I had to go to a family event that fall where He was present. And He had started dating someone I knew, someone I respected and liked a lot. I didn’t know what to do. At the same time, my family was harshly criticizing me for being fat (size 12) and not caring about my appearances. Presumably they thought my unhappiness was from being “too fat to be loved” rather than some negative experience of mine.

I began self-harming–cutting and starving myself. I visited pro-ana websites “out of curiosity”. I would eat a Milky Way bar and nothing else. I would eat with other people so they wouldn’t know anything was out of place and go home and throw it up. I made a friend take all my knives and scissors. I fantasized about driving through stop signs and red lights through traffic and getting into horrible accidents. I drove through the city late at night trying to get lost.

I’m not sure what broke, but finally I went to see another school therapist and agreed to take antidepressants.

It was too late, I felt, to try to tell my parents, and my therapist agreed, but only because she thought my parents were horrible.
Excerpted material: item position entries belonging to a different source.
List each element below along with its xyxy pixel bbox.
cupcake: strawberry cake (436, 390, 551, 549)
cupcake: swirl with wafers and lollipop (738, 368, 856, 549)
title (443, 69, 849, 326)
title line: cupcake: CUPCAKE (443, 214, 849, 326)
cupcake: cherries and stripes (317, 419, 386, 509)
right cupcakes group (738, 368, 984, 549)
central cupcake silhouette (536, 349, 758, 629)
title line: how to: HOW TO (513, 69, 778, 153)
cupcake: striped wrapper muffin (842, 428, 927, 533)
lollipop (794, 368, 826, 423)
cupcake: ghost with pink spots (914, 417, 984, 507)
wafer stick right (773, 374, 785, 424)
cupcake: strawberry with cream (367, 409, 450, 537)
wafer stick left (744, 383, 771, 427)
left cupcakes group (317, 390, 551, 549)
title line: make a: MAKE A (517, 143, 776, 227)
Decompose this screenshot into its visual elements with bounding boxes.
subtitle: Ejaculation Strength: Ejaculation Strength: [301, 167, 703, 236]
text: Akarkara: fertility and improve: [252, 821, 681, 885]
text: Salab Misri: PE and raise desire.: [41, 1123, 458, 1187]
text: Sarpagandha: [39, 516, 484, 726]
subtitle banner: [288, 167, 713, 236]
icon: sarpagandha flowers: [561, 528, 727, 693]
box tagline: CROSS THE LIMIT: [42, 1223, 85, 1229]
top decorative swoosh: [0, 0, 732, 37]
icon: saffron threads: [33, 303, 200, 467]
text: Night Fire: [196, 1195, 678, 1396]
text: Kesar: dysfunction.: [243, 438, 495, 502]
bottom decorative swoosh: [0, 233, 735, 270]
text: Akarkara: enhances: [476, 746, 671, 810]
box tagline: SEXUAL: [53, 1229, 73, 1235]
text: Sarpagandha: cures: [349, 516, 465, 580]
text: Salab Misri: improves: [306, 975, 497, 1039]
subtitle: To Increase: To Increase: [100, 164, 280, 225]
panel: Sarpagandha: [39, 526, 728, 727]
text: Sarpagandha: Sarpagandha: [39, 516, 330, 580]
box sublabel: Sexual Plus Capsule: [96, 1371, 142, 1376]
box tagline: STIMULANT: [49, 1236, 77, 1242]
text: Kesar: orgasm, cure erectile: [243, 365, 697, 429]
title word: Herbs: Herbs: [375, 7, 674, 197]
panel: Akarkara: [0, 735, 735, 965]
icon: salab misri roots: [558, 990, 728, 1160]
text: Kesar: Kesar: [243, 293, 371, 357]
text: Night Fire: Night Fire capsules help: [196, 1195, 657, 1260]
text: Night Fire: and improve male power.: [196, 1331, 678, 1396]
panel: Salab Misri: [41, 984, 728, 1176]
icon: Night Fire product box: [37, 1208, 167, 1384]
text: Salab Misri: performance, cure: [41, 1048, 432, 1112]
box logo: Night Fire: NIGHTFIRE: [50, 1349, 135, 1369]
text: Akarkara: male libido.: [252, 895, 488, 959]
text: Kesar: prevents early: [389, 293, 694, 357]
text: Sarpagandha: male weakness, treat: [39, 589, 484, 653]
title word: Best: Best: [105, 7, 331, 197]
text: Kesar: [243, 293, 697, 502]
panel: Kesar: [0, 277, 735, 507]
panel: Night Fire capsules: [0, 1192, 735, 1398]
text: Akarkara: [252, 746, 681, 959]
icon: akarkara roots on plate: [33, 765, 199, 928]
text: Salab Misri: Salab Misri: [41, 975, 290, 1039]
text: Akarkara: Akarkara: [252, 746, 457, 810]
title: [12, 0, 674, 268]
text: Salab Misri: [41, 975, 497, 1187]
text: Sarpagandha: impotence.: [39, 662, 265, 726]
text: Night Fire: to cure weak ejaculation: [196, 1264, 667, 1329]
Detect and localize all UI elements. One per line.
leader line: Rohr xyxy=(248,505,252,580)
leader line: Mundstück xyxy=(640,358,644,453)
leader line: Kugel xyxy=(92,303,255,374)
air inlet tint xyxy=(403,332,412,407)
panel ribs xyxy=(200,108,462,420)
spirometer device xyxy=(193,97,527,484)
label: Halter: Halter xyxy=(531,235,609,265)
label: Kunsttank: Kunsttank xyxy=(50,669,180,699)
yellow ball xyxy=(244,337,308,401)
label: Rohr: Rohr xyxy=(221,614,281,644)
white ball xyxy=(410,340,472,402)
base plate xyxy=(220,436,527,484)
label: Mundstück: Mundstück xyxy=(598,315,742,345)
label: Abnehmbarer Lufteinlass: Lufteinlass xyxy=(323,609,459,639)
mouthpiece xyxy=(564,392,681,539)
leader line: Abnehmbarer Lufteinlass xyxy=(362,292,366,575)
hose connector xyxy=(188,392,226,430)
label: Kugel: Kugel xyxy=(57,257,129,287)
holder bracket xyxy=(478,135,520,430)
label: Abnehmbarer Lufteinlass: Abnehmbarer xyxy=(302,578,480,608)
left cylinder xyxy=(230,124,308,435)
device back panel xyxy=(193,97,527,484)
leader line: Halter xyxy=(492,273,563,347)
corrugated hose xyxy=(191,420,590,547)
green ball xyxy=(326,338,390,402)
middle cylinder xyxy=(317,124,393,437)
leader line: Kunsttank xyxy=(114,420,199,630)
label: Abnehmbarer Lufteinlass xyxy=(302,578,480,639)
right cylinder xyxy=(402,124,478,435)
She felt like I should just try to get them to treat me like an adult and stop complaining about my weight all the time. The incest and rape thing just wasn’t that important because it wasn’t going to happen again, but unless I stopped them, my parents would continue to be awful.

It got better. I stopped seeing the therapist six weeks later, and was much better than I had been. I still occasionally had nightmares, but managed OK. A year after this, I tried to talk to my mother about what had happened. I woke up in the night after a nightmare and was shaking, and my mother heard me walking around. She took me to an all night diner and we talked. I told her what had happened and she told me I had misinterpreted events. I insisted I had not. She didn’t remember the conversation the next day. Her therapist later told me that she wouldn’t survive being told, the guilt would kill her, so she must have blocked it. He told me I couldn’t ever tell her.

I am happy now, I love myself, I love others and others love me. I am doing what I want to do, I am an activist in causes I care about, and I am fighting fights I want to fight. And I can’t find it in myself to fight this fight out loud.

I feel like an enabler, writing this anonymously. Never having confronted him. Never having told the family. What good would it do now, to open all of that up? It wouldn’t help anyone, just open wounds. Just make people hate me or hate him…but probably me. Who wants to do that? To destroy a family? I like a lot of the people who would get hurt.

And so I stay silent. Along with thousands and thousands like me. Justice is not being stopped by a powerful organization like Penn State or the Catholic Church, but by the reality that the victims would be hated just as much as, if not more than, the perpetrators. We’ve broken down some of the barriers to reporting stranger assaults on children, but we haven’t solved the larger problem of helping those living with their abusers. Society isn’t built to fix this problem or help people like me, but it doesn’t always have to be like this. Go read that article in The Atlantic, share it, write about this issue, support RAINN, and be willing to hear the truth, even when it is unpleasant.